Given Bishop’s role as a single parent and his status as a first-time offender, his suspended sentence is not unreasonable, and we rejoice in the reunification of his family. But the ruling sets a dangerous precedent when added to a much less reasonable decision that followed.
Also last week, also stemming from Article 8 based on the ECHR, another prisoner has been allowed to father a baby with his wife through artificial insemination. Even though he is incarcerated where intimate relations are not allowed, the government is paying the tab for the work-around to impregnate his wife based on the prisoner’s “right to family life.”
As more than one have commented in the British press, what will happen once the baby is born and his “right to family life” is cited as cause to release him from prison altogether as in Bishop’s case?
Meanwhile an article out of Bulgaria highlighting the admirable work of a child care charity there mentions the presence of “so-called ‘social orphans’ whose families have lost parental rights, most often due to poverty” (emphasis added). Like the UK, Bulgaria is a party to both the ECHR and the CRC. As a result, parents can lose their rights “due to poverty,” since the legal standard of “the best interest of the child” has replaced any standard requiring proof of harm or wrong-doing on the part of the parents.

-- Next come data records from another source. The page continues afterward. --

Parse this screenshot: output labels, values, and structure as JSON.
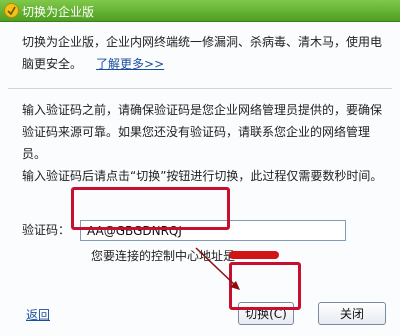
{
  "window": {
    "title": "切换为企业版"
  },
  "intro": {
    "text": "切换为企业版，企业内网终端统一修漏洞、杀病毒、清木马，使用电脑更安全。",
    "learn_more": "了解更多>>"
  },
  "notice": {
    "text": "输入验证码之前，请确保验证码是您企业网络管理员提供的，要确保验证码来源可靠。如果您还没有验证码，请联系您企业的网络管理员。",
    "text2": "输入验证码后请点击“切换”按钮进行切换，此过程仅需要数秒时间。"
  },
  "code": {
    "label": "验证码：",
    "value": "AA@GBGDNRQJ",
    "control_center_text": "您要连接的控制中心地址是"
  },
  "footer": {
    "back_label": "返回",
    "switch_label": "切换(C)",
    "close_label": "关闭"
  },
  "colors": {
    "titlebar": "#5faf2c",
    "highlight": "#c8102e",
    "link": "#1a4fa0"
  }
}
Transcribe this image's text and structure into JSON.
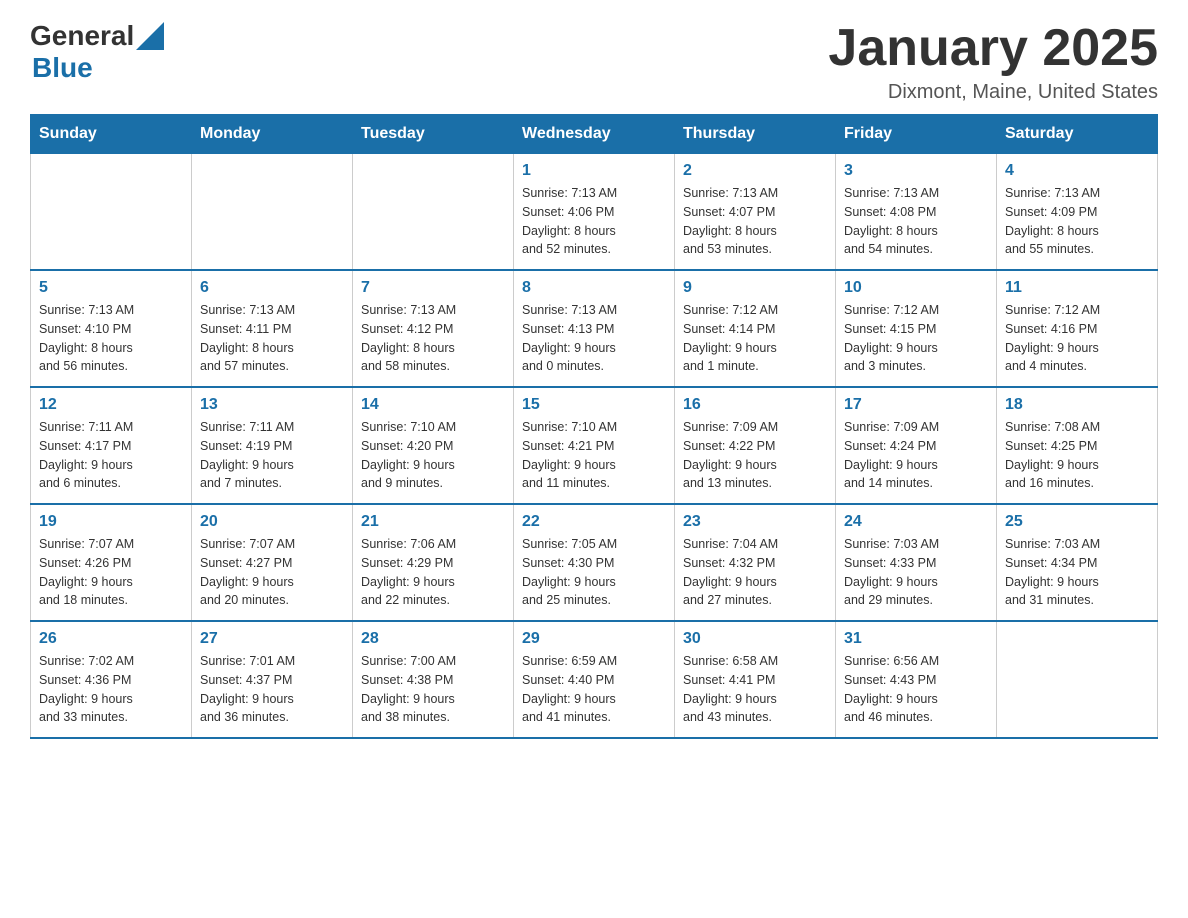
{
  "header": {
    "logo_general": "General",
    "logo_blue": "Blue",
    "month_title": "January 2025",
    "location": "Dixmont, Maine, United States"
  },
  "days_of_week": [
    "Sunday",
    "Monday",
    "Tuesday",
    "Wednesday",
    "Thursday",
    "Friday",
    "Saturday"
  ],
  "weeks": [
    [
      {
        "day": "",
        "info": ""
      },
      {
        "day": "",
        "info": ""
      },
      {
        "day": "",
        "info": ""
      },
      {
        "day": "1",
        "info": "Sunrise: 7:13 AM\nSunset: 4:06 PM\nDaylight: 8 hours\nand 52 minutes."
      },
      {
        "day": "2",
        "info": "Sunrise: 7:13 AM\nSunset: 4:07 PM\nDaylight: 8 hours\nand 53 minutes."
      },
      {
        "day": "3",
        "info": "Sunrise: 7:13 AM\nSunset: 4:08 PM\nDaylight: 8 hours\nand 54 minutes."
      },
      {
        "day": "4",
        "info": "Sunrise: 7:13 AM\nSunset: 4:09 PM\nDaylight: 8 hours\nand 55 minutes."
      }
    ],
    [
      {
        "day": "5",
        "info": "Sunrise: 7:13 AM\nSunset: 4:10 PM\nDaylight: 8 hours\nand 56 minutes."
      },
      {
        "day": "6",
        "info": "Sunrise: 7:13 AM\nSunset: 4:11 PM\nDaylight: 8 hours\nand 57 minutes."
      },
      {
        "day": "7",
        "info": "Sunrise: 7:13 AM\nSunset: 4:12 PM\nDaylight: 8 hours\nand 58 minutes."
      },
      {
        "day": "8",
        "info": "Sunrise: 7:13 AM\nSunset: 4:13 PM\nDaylight: 9 hours\nand 0 minutes."
      },
      {
        "day": "9",
        "info": "Sunrise: 7:12 AM\nSunset: 4:14 PM\nDaylight: 9 hours\nand 1 minute."
      },
      {
        "day": "10",
        "info": "Sunrise: 7:12 AM\nSunset: 4:15 PM\nDaylight: 9 hours\nand 3 minutes."
      },
      {
        "day": "11",
        "info": "Sunrise: 7:12 AM\nSunset: 4:16 PM\nDaylight: 9 hours\nand 4 minutes."
      }
    ],
    [
      {
        "day": "12",
        "info": "Sunrise: 7:11 AM\nSunset: 4:17 PM\nDaylight: 9 hours\nand 6 minutes."
      },
      {
        "day": "13",
        "info": "Sunrise: 7:11 AM\nSunset: 4:19 PM\nDaylight: 9 hours\nand 7 minutes."
      },
      {
        "day": "14",
        "info": "Sunrise: 7:10 AM\nSunset: 4:20 PM\nDaylight: 9 hours\nand 9 minutes."
      },
      {
        "day": "15",
        "info": "Sunrise: 7:10 AM\nSunset: 4:21 PM\nDaylight: 9 hours\nand 11 minutes."
      },
      {
        "day": "16",
        "info": "Sunrise: 7:09 AM\nSunset: 4:22 PM\nDaylight: 9 hours\nand 13 minutes."
      },
      {
        "day": "17",
        "info": "Sunrise: 7:09 AM\nSunset: 4:24 PM\nDaylight: 9 hours\nand 14 minutes."
      },
      {
        "day": "18",
        "info": "Sunrise: 7:08 AM\nSunset: 4:25 PM\nDaylight: 9 hours\nand 16 minutes."
      }
    ],
    [
      {
        "day": "19",
        "info": "Sunrise: 7:07 AM\nSunset: 4:26 PM\nDaylight: 9 hours\nand 18 minutes."
      },
      {
        "day": "20",
        "info": "Sunrise: 7:07 AM\nSunset: 4:27 PM\nDaylight: 9 hours\nand 20 minutes."
      },
      {
        "day": "21",
        "info": "Sunrise: 7:06 AM\nSunset: 4:29 PM\nDaylight: 9 hours\nand 22 minutes."
      },
      {
        "day": "22",
        "info": "Sunrise: 7:05 AM\nSunset: 4:30 PM\nDaylight: 9 hours\nand 25 minutes."
      },
      {
        "day": "23",
        "info": "Sunrise: 7:04 AM\nSunset: 4:32 PM\nDaylight: 9 hours\nand 27 minutes."
      },
      {
        "day": "24",
        "info": "Sunrise: 7:03 AM\nSunset: 4:33 PM\nDaylight: 9 hours\nand 29 minutes."
      },
      {
        "day": "25",
        "info": "Sunrise: 7:03 AM\nSunset: 4:34 PM\nDaylight: 9 hours\nand 31 minutes."
      }
    ],
    [
      {
        "day": "26",
        "info": "Sunrise: 7:02 AM\nSunset: 4:36 PM\nDaylight: 9 hours\nand 33 minutes."
      },
      {
        "day": "27",
        "info": "Sunrise: 7:01 AM\nSunset: 4:37 PM\nDaylight: 9 hours\nand 36 minutes."
      },
      {
        "day": "28",
        "info": "Sunrise: 7:00 AM\nSunset: 4:38 PM\nDaylight: 9 hours\nand 38 minutes."
      },
      {
        "day": "29",
        "info": "Sunrise: 6:59 AM\nSunset: 4:40 PM\nDaylight: 9 hours\nand 41 minutes."
      },
      {
        "day": "30",
        "info": "Sunrise: 6:58 AM\nSunset: 4:41 PM\nDaylight: 9 hours\nand 43 minutes."
      },
      {
        "day": "31",
        "info": "Sunrise: 6:56 AM\nSunset: 4:43 PM\nDaylight: 9 hours\nand 46 minutes."
      },
      {
        "day": "",
        "info": ""
      }
    ]
  ]
}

While many contend that their inability to defend themselves against an over-zealous child protection system leads some parents to lose their rights due to poverty here in America, it is universally clear that such a practice is a violation of our Constitution.
Such would not be the case were the CRC to be ratified here, however. According to the Supreme Court’s interpretation of Article VI of the Constitution (see Reid v. Covert, 354 U.S. 1 (1957)), any ratified treaty on any area not expressly reserved in the Constitution becomes “the supreme law of the land,” binding judges in every state to uphold its guidelines.
If the CRC were ratified, perhaps we too could join “the civilized nations of Europe,” where criminals can have children as a means to get out of jail, while the innocent have their children taken away for the crime of being poor.
Or, we could continue to uphold liberty and justice by preserving parental rights in the text of the Constitution and by preventing the CRC from ever making its way into our laws.